Пергамец кивнул, и Евн с воодушевлением продолжил:
- Нуманция, Сицилия, теперь еще и Пергам! Чтобы одолеть их, Риму нужно, как минимум, три консульские армии. Но у них нет даже третьего консула! От Испании до Пергама римлянам далеко. Да и Сципион Эмилиан не сделает ни шага от Нуманции, пока не возьмет ее. Это дело его чести. А мы, по мнению, самонадеянных римлян никуда не денемся! Значит, они снимут стоящие под стенами Тавромения войска и направят их против Пергама. А там – поднимется Сирия, Каппадокия, Понт, Эллада!.. И мы – спасены!..
Голос Евна захлебнулся в сплошном шуме восторга, поднятый его вельможами. Он немного подождал, наслаждаясь их радостью, затем властно поднял руку и в наступившей тишине сказал, обращаясь к Фемистоклу:
- Я и мой Совет решили доверить тебе задание чрезвычайной важности. Ты должен немедленно отправиться нашим послом в Пергам и передать его царю это послание!
- Я готов, но… как, базилевс? – опешил Фемистокл. – Крепость осаждена со всех сторон! Все наши вылазки кончались неудачами!
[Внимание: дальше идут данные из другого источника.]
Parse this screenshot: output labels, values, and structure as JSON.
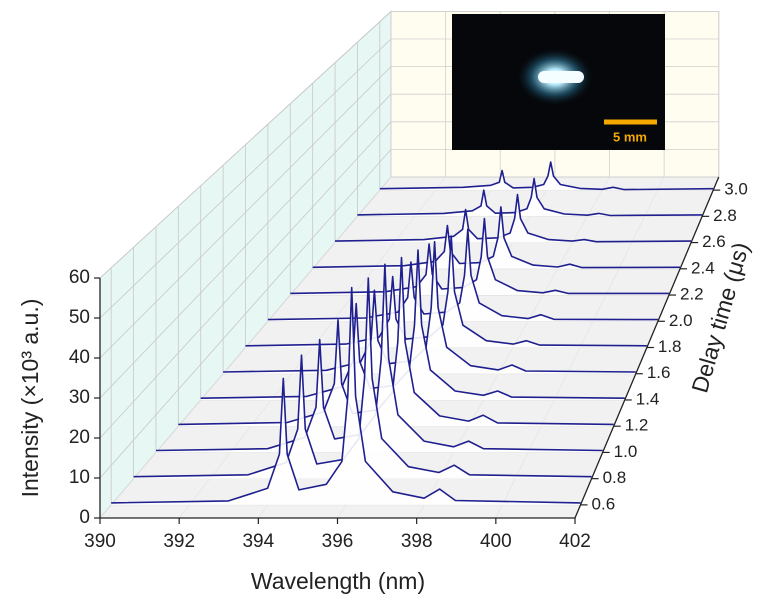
{
  "chart_data": {
    "type": "waterfall",
    "x_label": "Wavelength (nm)",
    "y_label": "Intensity (×10³ a.u.)",
    "z_label": "Delay time (μs)",
    "xlim": [
      390,
      402
    ],
    "xticks": [
      390,
      392,
      394,
      396,
      398,
      400,
      402
    ],
    "ylim": [
      0,
      60
    ],
    "yticks": [
      0,
      10,
      20,
      30,
      40,
      50,
      60
    ],
    "zlim": [
      0.5,
      3.1
    ],
    "zticks": [
      0.6,
      0.8,
      {
        "value": 1.0,
        "label": "1.0"
      },
      1.2,
      1.4,
      1.6,
      1.8,
      {
        "value": 2.0,
        "label": "2.0"
      },
      2.2,
      2.4,
      2.6,
      2.8,
      {
        "value": 3.0,
        "label": "3.0"
      }
    ],
    "grid": true,
    "color": "#1f1f8f",
    "x": [
      390,
      393,
      394,
      394.3,
      394.4,
      394.5,
      394.8,
      395.5,
      395.9,
      396.05,
      396.15,
      396.25,
      396.5,
      397.2,
      398.0,
      398.4,
      398.8,
      402
    ],
    "z": [
      0.6,
      0.8,
      1.0,
      1.2,
      1.4,
      1.6,
      1.8,
      2.0,
      2.2,
      2.4,
      2.6,
      2.8,
      3.0
    ],
    "series": [
      {
        "values": [
          0.5,
          1,
          4.2,
          12.8,
          32,
          12.8,
          3.8,
          5.2,
          11,
          27.5,
          55,
          27.5,
          11,
          3.3,
          1.7,
          4,
          1.1,
          0.5
        ]
      },
      {
        "values": [
          0.5,
          1,
          4.2,
          12.8,
          32,
          12.8,
          3.8,
          5,
          10.4,
          26,
          52,
          26,
          10.4,
          3.1,
          1.6,
          3.5,
          1,
          0.5
        ]
      },
      {
        "values": [
          0.5,
          1,
          4,
          12,
          30,
          12,
          3.6,
          4.8,
          10,
          25,
          50,
          25,
          10,
          3,
          1.5,
          3,
          1,
          0.5
        ]
      },
      {
        "values": [
          0.5,
          1,
          3.9,
          11.6,
          29,
          11.6,
          3.5,
          4.5,
          9.2,
          23,
          46,
          23,
          9.2,
          2.8,
          1.4,
          3,
          0.9,
          0.5
        ]
      },
      {
        "values": [
          0.5,
          1,
          3.7,
          10.8,
          27,
          10.8,
          3.2,
          4.1,
          8.4,
          21,
          42,
          21,
          8.4,
          2.5,
          1.3,
          2.5,
          0.8,
          0.5
        ]
      },
      {
        "values": [
          0.5,
          1,
          3.4,
          9.6,
          24,
          9.6,
          2.9,
          3.7,
          7.6,
          19,
          38,
          19,
          7.6,
          2.3,
          1.1,
          2.5,
          0.8,
          0.5
        ]
      },
      {
        "values": [
          0.5,
          1,
          3.1,
          8.4,
          21,
          8.4,
          2.5,
          3.2,
          6.6,
          16.5,
          33,
          16.5,
          6.6,
          2,
          1,
          2,
          0.7,
          0.5
        ]
      },
      {
        "values": [
          0.5,
          1,
          2.8,
          7.2,
          18,
          7.2,
          2.2,
          2.8,
          5.6,
          14,
          28,
          14,
          5.6,
          1.7,
          0.8,
          2,
          0.6,
          0.5
        ]
      },
      {
        "values": [
          0.5,
          1,
          2.6,
          6.4,
          16,
          6.4,
          1.9,
          2.4,
          4.8,
          12,
          24,
          12,
          4.8,
          1.4,
          0.7,
          1.5,
          0.5,
          0.5
        ]
      },
      {
        "values": [
          0.5,
          1,
          2.4,
          5.6,
          14,
          5.6,
          1.7,
          2,
          4,
          10,
          20,
          10,
          4,
          1.2,
          0.6,
          1.5,
          0.4,
          0.5
        ]
      },
      {
        "values": [
          0.5,
          1,
          2.1,
          4.4,
          11,
          4.4,
          1.3,
          1.6,
          3.2,
          8,
          16,
          8,
          3.2,
          1,
          0.5,
          1,
          0.3,
          0.5
        ]
      },
      {
        "values": [
          0.5,
          1,
          1.9,
          3.6,
          9,
          3.6,
          1.1,
          1.3,
          2.6,
          6.5,
          13,
          6.5,
          2.6,
          0.8,
          0.4,
          1,
          0.3,
          0.5
        ]
      },
      {
        "values": [
          0.5,
          1,
          1.7,
          2.8,
          7,
          2.8,
          0.8,
          1,
          2,
          5,
          10,
          5,
          2,
          0.6,
          0.3,
          1,
          0.2,
          0.5
        ]
      }
    ]
  },
  "inset": {
    "scale_label": "5 mm"
  }
}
Евн–Антиох кивнул на Прота:
- Он покажет! И лаз, по которому проник в Тавромений, и быструю триеру, которая ждет тебя в скрытном от римлян месте. Кстати, запомни хорошенько, где этот лаз… - шепнул он угодливо наклонившемуся к его губам Серапиону, и в его глазах промелькнул рабских страх: - А теперь всё! Все свободны. Все, кроме Фемистокла. Мне нужно кое–что на словах передать моему царственному брату, а это не приличествует слышать простым смертным!
Кланяясь, вельможи попятились из залы.
Оставшись наедине с Евном, Фемистокл спросил:
- И что же я должен передать?
- А ничего! - откинувшись на спинку трона, махнул рукой Евн, и, насладившись растерянностью на лице грека, объяснил: - Серапион сейчас распустит по всему Тавромению слух, что мы заключили союз с могущественным Пергамом, добавит то, что ты слышал, и у моих подданных появится надежда. А умирать с ней, куда легче, чем без нее! Верно?
- Ты хочешь сказать, что…
- Да, что нам не на что надеяться! Ну, что ты так смотришь на меня? Я знал это с самого первого дня.